Lima

14 4 6
                                    

[Aurea Moza]

Seperti janjinya tadi pagi, setelah pulang sekolah Rea akan menemani Mia membeli buku. Dan beginilah akhirnya, Mia sibuk dengan dunianya sendiri, memilih buku yang sangat Rea tidak sukai.

Rea suka berkhayal sedangkan Mia menyukai hal-hal yang realistis. Dari situ sudah sangat terlihat bahwa jenis buku yang mereka sukai juga bersebrangan. Akhirnya, Rea memilih berkeliling dirak buku Novel. Dia sedang mencari buku Kata karya Rintik sedu. Sudah berulang kali dia mencari buku itu ke toko-toko buku, tapi hasilnya masih saja sama. Nihil. Mungkin ini yang dinamakan Cinta diwaktu yang salah. Terlambat.

"Buku yang aku cari udah ketemu. Kamu mau cari sesuatu dulu nggak, Re?" tanya Mia yang hanya dijawab gelengan oleh Rea. "Belum dapet juga buku Katanya?" lanjutnya.

"Belum, nggak tau lagi harus nyari kemana."

Mereka berjalan menuju kasir.

"Ngonlen aja kenapa sih, Re."

"Kamu tau sendiri 'kan, Mi kalau aku tidak begitu suka beli barang online."

Setelah keluar dari toko buku mereka memilih untuk mampir di foodcourt sebentar. Perut mereka keroncongan lantaran tadi siang memang sudah mereka rencanakan tidak akan membeli makanan di kantin.

Tubuh Rea tiba-tiba mematung saat belum sempat mereka menginjakkan kaki ditempat tujuan. Badannya gemetar, matanya memanas. Mia yang menyadari perubahan Rea mengikutin arah pandangnya.

"Re," panggil Mia seraya memegang pundak sahabatnya itu kala mengetahui Om Danu- Ayah Rea lah yang menjadi penyebab keterpakuannya.

"Aku mau pulang,"

Seakan ada ombak besar yang tengah menerpanya. Hancur berantakan. Seperti itulah kiranya perasaan Rea saat melihat Ayahnya memegang tangan wanita lain. Wanita yang Rea duga sebagai rekan kerjanya.

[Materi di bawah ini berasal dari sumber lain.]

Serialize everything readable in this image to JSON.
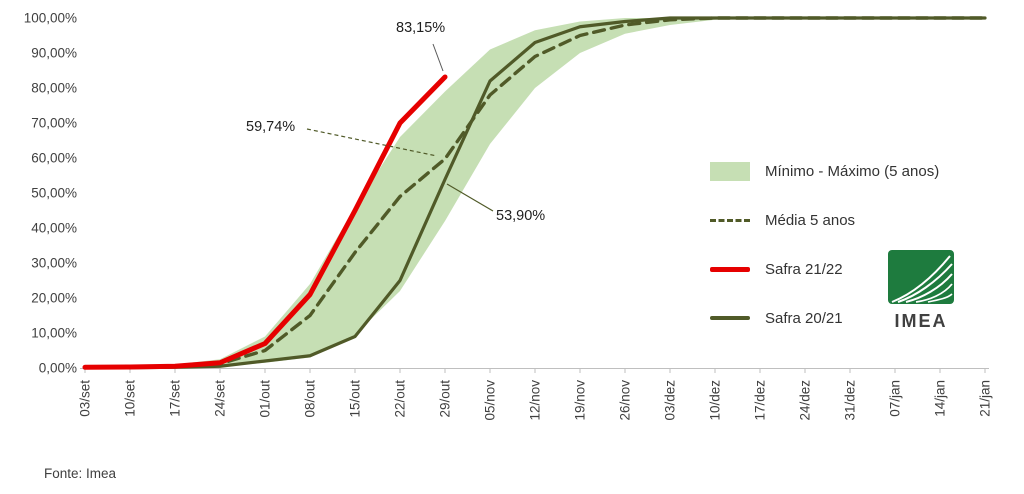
{
  "fonte": "Fonte: Imea",
  "logo": {
    "text": "IMEA"
  },
  "colors": {
    "band": "#c6dfb4",
    "olive": "#505a28",
    "red": "#e60000",
    "text": "#404040",
    "axis": "#bfbfbf"
  },
  "chart_data": {
    "type": "line",
    "title": "",
    "xlabel": "",
    "ylabel": "",
    "ylim": [
      0,
      100
    ],
    "grid": false,
    "legend_position": "right",
    "y_ticks": [
      "0,00%",
      "10,00%",
      "20,00%",
      "30,00%",
      "40,00%",
      "50,00%",
      "60,00%",
      "70,00%",
      "80,00%",
      "90,00%",
      "100,00%"
    ],
    "categories": [
      "03/set",
      "10/set",
      "17/set",
      "24/set",
      "01/out",
      "08/out",
      "15/out",
      "22/out",
      "29/out",
      "05/nov",
      "12/nov",
      "19/nov",
      "26/nov",
      "03/dez",
      "10/dez",
      "17/dez",
      "24/dez",
      "31/dez",
      "07/jan",
      "14/jan",
      "21/jan"
    ],
    "series": [
      {
        "name": "Mínimo - Máximo (5 anos)",
        "type": "band",
        "color": "#c6dfb4",
        "max": [
          0.3,
          0.5,
          1,
          2.5,
          9,
          24,
          46,
          66,
          79,
          91,
          96.5,
          99,
          100,
          100,
          100,
          100,
          100,
          100,
          100,
          100,
          100
        ],
        "min": [
          0,
          0,
          0.1,
          0.3,
          1.5,
          3,
          9.5,
          22,
          42,
          64,
          80,
          90,
          95.5,
          98,
          99.5,
          100,
          100,
          100,
          100,
          100,
          100
        ]
      },
      {
        "name": "Média 5 anos",
        "type": "dashed",
        "color": "#505a28",
        "width": 3.4,
        "values": [
          0.1,
          0.2,
          0.4,
          1.2,
          5,
          15,
          33,
          49,
          59.74,
          78,
          89,
          95,
          98,
          99.5,
          100,
          100,
          100,
          100,
          100,
          100,
          100
        ]
      },
      {
        "name": "Safra 21/22",
        "type": "line",
        "color": "#e60000",
        "width": 5,
        "values": [
          0.2,
          0.3,
          0.5,
          1.5,
          7,
          21,
          45,
          70,
          83.15,
          null,
          null,
          null,
          null,
          null,
          null,
          null,
          null,
          null,
          null,
          null,
          null
        ]
      },
      {
        "name": "Safra 20/21",
        "type": "line",
        "color": "#505a28",
        "width": 3.2,
        "values": [
          0.1,
          0.1,
          0.2,
          0.5,
          2,
          3.5,
          9,
          25,
          53.9,
          82,
          93,
          97.5,
          99,
          100,
          100,
          100,
          100,
          100,
          100,
          100,
          100
        ]
      }
    ],
    "annotations": [
      {
        "text": "83,15%",
        "series": "Safra 21/22",
        "category": "29/out",
        "value": 83.15
      },
      {
        "text": "59,74%",
        "series": "Média 5 anos",
        "category": "29/out",
        "value": 59.74
      },
      {
        "text": "53,90%",
        "series": "Safra 20/21",
        "category": "29/out",
        "value": 53.9
      }
    ]
  }
}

Pergi. Rea memilih meninggalkan tempat itu sebelum hal yang tidak dia inginkan terjadi. Sedangkan Mia mengikuti langkah Rea tanpa banyak bertanya. Dia tahu betul bahwa sahabatnya itu hanya butuh waktu untuk sendiri.

***

Keesokan harinya saat di sekolah, ekspresi Rea masih tetap sama. Kosong. Datar. Mia yang tengah duduk disampingnya pun tidak tahu harus berbuat apa. Tidak tahu juga bagaimana cara menghibur Rea.

"Re?"

Entah sudah berapa kali Mia mencoba mengajak Rea berbicara.

"Aku nggak papa kok, Mi. Kamu tenang aja. Aku hanya sedikit kaget," Mia memilih diam. Memberi waktu Rea untuk menumpahkan perasaannya. "Sampai sekarang pun aku tidak tahu harus menunjukkan ekspresi seperti apa. Kemarin kamu sudah melihatnya sendiri tanpa aku harus bercerita panjang lebar."

"Aku tahu, Re. Rasanya pasti sakit."

"Sangat. Aku merasa dihianati."

"Udah coba bicara sama Om Danu?"

Rea menggeleng. "Mau bicara apa memangnya? Udah cukup jelas kemarin. Rasanya terlalu sakit kalau buat dibicarakan lagi."

"Ya.. Siapa tau 'kan kemarin cuma kesalahpahaman."

"Entahlah, Mi."

Mia mengelus pelan pundak Rea. Dia tidak tahu harus memberi tanggapan seperti apa lagi. Mulutnya bungkam. Ribuan kata yang biasanya keluar mendadak hilang. Lidahnya kelu seakan ikut merasakan kengiluan hati sahabatnya.

"Hai, Beb?" ucap Aji yang tiba-tiba sudah berada di depan bangku mereka. Mia hanya merotasikan bola matanya malas.

"Baru kali ini aku benar-benar tidak menyukai kehadiranmu, Ji."